Deutschland stellt sich gerade die Frage, ob Gesundheitsdaten über die elektronische Patientenakte geteilt werden sollen. Ich verstehe, warum diese Frage gestellt wird. Trotzdem glaube ich, dass sie fast nicht mehr zeitgemäß ist. Denn ob Gesundheitsdaten von Patienten und Patientinnen gesammelt werden, steht gar nicht in Frage – der Zug ist abgefahren. Globale Unternehmen wie Google wissen schon heute mehr über unsere Gesundheit als unser eigener Hausarzt. Denn der muss Informationen wie MRT-Bilder erst anfordern und Lebensgewohnheiten erfragen. Google dagegen weiß darüber Bescheid, welche Krankheiten wir bei uns vermuten und welche Risikofaktoren wir haben – ob das jetzt eine Vorliebe für das Cocktailmixen oder eine Seriensucht sind.

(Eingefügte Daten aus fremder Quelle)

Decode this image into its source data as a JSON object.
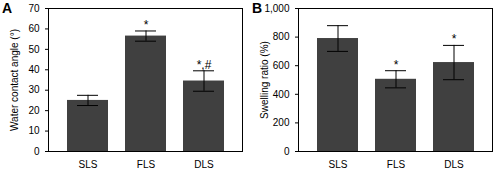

Gesundheitsdaten zu sammeln, ist nicht per se schlecht. Das Entscheidende ist, dass dies unter demokratischer Kontrolle geschieht – also nicht unter Bedingungen, die private Unternehmen oder autoritäre Regime diktieren. In Dänemark organisieren die Regionen die Bereitstellung der elektronischen Patientenakte. Wir unterliegen als Dienstleister den gesetzlichen Regeln und sind direkt der Gesundheitsdatenverwaltung unterstellt. Uns prüfen also nationale und regionale Verwaltung. Außerdem sitzen bei neuen Projekten Patientenvertreter mit am Tisch. Denn die Daten gehören nicht uns, sondern den Patientinnen und Patienten. Das gemeinsame Arbeiten an diesem Projekt, das nun seit über 15 Jahren läuft, hat gezeigt: Wir Dänen fühlen uns am sichersten mit dem, was uns gemeinsam gehört. Theoretisch können die Nutzer auch Teile der Akte sperren. Nur nutzt fast niemand diese Möglichkeit – und das hat gute Gründe.
Daten teilen macht klüger
In Dänemark ist das Vertrauen in den öffentlichen Sektor groß. Denn wir bekommen nicht nur umfassende öffentliche Dienstleistungen im Austausch für hohe Steuern, sondern auch ein hohes Maß an Transparenz. Es gibt oft kritische Diskussionen um die Verwendung öffentlicher Gelder. Auf sundhed.dk haben wir etwa immer deutlich gemacht, wenn eine Leistung in einer Region nicht zur Verfügung stand oder eine Dienstleistung in der Entwicklung war.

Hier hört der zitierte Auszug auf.